In 2014, homeschooling, if not exactly mainstream, has begun to lose its pariah status. When parents of elite child athletes and celebrities (such as actress Mayim Bialik) talk openly and positively about homeschooling experiences, and the N.Y. Times remarks upon the trendiness of homeschooling among educated parents, it’s hard to imagine how radical this choice once seemed.
But in the not too distant past (say, several decades), parents who took their kids out of school could be – and were – prosecuted. Once public education became compulsory as a matter of state law, the legality of home schooling was in question until one U.S. Supreme Court case – Wisconsin v. Yoder (about the right of the Amish to remove kids from public school) – upheld the right, largely on First Amendment free exercise of religion grounds.
Some conservatives maintain that the Yoder case is as much about a parent’s constitutional substantive due process right (meaning that the federal government needs a very good reason to take away your life, liberty, or property) to decide the manner in which to raise and educate a child. I don’t think this is clear; if there were a test case challenging a state ban on homeschooling, I’m not sure secular homeschoolers would win the day in federal court, provided that the law had an exception for religious objectors.
Common Core notwithstanding, however, our educational “system” still operates at the state level. And as a practical matter, states now let you decide where to educate your kid. The state determines how by setting the standards you must meet. Move to a different state, and you face a different set of standards (though in some cases, none at all).
How this works: depending upon your state law, you are typically either a private school or a statutory exception to your state’s compulsory attendance law. In most states, each status carries a certain regulatory burden, but if you meet the requirements, you’re OK.

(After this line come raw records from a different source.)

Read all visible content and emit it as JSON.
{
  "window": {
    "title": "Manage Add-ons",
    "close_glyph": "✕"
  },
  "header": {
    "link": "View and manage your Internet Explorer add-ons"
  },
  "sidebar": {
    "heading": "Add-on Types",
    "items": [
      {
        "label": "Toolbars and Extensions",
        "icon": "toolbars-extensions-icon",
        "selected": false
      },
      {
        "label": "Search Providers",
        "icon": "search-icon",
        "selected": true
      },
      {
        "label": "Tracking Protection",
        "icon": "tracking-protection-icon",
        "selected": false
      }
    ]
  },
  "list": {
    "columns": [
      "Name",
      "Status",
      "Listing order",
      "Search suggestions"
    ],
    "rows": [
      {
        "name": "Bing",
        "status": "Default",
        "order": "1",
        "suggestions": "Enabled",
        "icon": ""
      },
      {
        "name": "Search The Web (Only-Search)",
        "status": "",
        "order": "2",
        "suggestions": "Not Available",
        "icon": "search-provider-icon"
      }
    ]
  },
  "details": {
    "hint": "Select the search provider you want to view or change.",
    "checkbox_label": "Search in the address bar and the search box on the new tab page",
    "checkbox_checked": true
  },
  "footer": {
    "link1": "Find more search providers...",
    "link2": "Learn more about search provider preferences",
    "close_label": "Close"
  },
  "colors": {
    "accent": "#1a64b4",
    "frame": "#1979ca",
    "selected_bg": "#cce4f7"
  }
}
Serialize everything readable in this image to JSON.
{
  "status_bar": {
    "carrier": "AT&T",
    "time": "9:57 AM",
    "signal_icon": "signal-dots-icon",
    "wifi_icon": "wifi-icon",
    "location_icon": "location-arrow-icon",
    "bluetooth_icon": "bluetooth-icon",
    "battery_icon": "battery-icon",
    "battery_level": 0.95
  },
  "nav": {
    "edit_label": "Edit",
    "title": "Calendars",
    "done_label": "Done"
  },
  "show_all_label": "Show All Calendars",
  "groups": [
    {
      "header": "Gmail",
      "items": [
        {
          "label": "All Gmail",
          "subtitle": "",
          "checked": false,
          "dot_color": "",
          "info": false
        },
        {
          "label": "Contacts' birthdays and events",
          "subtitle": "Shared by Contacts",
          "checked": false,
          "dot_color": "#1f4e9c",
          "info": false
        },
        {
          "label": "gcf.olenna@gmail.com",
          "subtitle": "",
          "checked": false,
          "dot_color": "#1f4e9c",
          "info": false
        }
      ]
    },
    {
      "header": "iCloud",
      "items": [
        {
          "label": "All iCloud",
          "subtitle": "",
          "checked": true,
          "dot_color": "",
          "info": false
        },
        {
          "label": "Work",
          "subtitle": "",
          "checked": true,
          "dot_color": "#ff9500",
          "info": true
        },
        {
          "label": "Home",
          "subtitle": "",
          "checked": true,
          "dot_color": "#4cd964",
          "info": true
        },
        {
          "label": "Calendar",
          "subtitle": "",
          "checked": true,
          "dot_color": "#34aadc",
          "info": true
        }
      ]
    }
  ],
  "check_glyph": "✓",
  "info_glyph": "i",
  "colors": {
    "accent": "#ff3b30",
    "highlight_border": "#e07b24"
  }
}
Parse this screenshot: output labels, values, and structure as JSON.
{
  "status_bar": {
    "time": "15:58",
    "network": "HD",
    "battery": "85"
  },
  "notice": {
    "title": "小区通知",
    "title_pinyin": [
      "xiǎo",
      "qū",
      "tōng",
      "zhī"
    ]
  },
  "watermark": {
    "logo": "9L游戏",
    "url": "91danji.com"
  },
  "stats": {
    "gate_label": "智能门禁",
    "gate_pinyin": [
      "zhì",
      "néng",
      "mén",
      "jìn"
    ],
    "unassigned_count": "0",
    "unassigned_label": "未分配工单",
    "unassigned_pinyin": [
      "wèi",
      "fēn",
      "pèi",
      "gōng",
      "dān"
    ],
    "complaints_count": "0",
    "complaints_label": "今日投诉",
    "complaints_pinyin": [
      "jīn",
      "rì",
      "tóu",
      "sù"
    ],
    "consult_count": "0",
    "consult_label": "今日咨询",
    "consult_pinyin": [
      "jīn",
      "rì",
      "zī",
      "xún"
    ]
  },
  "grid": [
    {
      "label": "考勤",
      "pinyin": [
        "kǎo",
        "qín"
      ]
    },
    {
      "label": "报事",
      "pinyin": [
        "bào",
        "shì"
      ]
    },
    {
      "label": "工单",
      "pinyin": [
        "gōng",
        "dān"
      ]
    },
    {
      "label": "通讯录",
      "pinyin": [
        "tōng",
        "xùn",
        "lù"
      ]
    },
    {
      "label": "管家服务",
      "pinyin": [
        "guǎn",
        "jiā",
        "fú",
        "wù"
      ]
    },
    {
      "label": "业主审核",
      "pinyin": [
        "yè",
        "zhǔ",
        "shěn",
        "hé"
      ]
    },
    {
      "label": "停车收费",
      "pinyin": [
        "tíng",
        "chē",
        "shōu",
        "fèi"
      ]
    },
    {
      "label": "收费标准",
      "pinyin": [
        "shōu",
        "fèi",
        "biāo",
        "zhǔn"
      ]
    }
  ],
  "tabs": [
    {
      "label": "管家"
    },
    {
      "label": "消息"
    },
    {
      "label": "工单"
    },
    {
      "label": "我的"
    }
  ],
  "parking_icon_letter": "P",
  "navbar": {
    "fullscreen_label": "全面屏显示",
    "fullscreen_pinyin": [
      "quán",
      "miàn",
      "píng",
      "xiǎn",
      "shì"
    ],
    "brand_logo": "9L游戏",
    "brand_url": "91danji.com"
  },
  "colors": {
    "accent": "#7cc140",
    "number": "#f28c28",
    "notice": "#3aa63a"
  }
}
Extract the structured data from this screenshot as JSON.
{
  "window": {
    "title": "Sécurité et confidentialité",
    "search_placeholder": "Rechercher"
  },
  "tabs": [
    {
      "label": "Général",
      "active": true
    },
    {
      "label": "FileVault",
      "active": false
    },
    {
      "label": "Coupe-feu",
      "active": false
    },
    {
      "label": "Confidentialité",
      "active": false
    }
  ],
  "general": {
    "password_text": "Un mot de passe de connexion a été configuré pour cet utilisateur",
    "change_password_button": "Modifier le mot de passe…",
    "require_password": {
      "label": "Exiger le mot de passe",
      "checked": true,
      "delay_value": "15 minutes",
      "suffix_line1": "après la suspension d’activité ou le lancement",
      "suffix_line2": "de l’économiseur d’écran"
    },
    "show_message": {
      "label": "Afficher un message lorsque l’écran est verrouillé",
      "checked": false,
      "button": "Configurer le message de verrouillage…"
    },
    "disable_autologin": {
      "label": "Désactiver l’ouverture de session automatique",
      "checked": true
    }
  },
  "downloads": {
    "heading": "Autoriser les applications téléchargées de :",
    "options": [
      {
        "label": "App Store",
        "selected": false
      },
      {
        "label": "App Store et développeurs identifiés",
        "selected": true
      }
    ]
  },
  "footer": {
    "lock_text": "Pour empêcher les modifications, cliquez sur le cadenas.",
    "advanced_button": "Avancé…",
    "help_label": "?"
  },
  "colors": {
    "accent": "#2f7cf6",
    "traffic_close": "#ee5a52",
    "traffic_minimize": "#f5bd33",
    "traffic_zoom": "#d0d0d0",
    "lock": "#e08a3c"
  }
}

That’s not to say that states couldn’t simply curtail homeschooling by regulating it to death. In some states (most notably, and recently, California and Ohio), legislators still periodically introduce bills intended to make it really difficult or impossible to home school (by, for example, requiring a teaching credential or a social work home visit). The motivation is understandable: think how often you read or hear a story about child abuse or neglect; invariably, the parents are self-described “homeschoolers.”
For example, last week our local paper reported about a family picked up by the marine police for living in squalor on a tiny, unheated sailboat anchored in a local creek. The kids weren’t in school, and the parents refused to name a state of residence, making it hard for Maryland to take legal action against them (apparently for the purposes of ed law, you don’t live in a state just because you sail your boat through its waterways).
This situation is tragic, but demands that someone state the obvious: not schooling isn’t homeschooling.
What’s more interesting to me, as a lawyer, is a different legal controversy involving home schooling. The facts (as reported) are interesting: a conservative Christian homeschooling family from Germany sought refugee status in the U.S. after the German government tried to compel the parents to put their kids in German schools.
German law prohibits homeschooling across the board; the family has religious objections. The German government sees compulsory education in a state-approved school as social insurance, reasoning that if parents can’t secrete their kids away and teach them bigotry and intolerance, no one can raise another generation of fascists.
Here in the U.S., the family’s asylum petition was rejected by the Board of Immigration Appeals, and the Sixth Circuit upheld the decision, concluding that although the family was prosecuted, it wasn’t persecuted: in Germany, everyone, regardless of religion, must go to school, and the family is free to teach whatever religious beliefs it wants – after school. Without fear of persecution, asylum isn’t an option under U.S. law.
An organization called the Homeschool Legal Defense Fund became involved in the case, filing a brief in connection with the family’s petition to the United States Supreme Court. The Court is expected to decide whether to hear the case this week.
This case, Romeike v. Holder, is about who gets asylum. It isn’t really about homeschooling, unless you think the Supreme Court is looking for a way to construe homeschooling as a fundamental right on a par with religious or political freedom. I don’t think they’ll get there, because the petitioner’s argument that lower courts apply the law unevenly seems a little strained (so the case may not get cert anyway).
To weigh the arguments, skip the media accounts and go directly to the wonderful SCOTUS blog, where you can see the status of the case and read the petitioner’s brief for yourself, along with the DOJ response.
And ponder the paradoxical nature of existing “homeschooling jurisprudence” in the U.S. Must we make homeschooling a religious issue to establish its constitutionality? Are parents who just want a better – or different – educational option entitled to the same legal protection as people who offer some religious or political motive?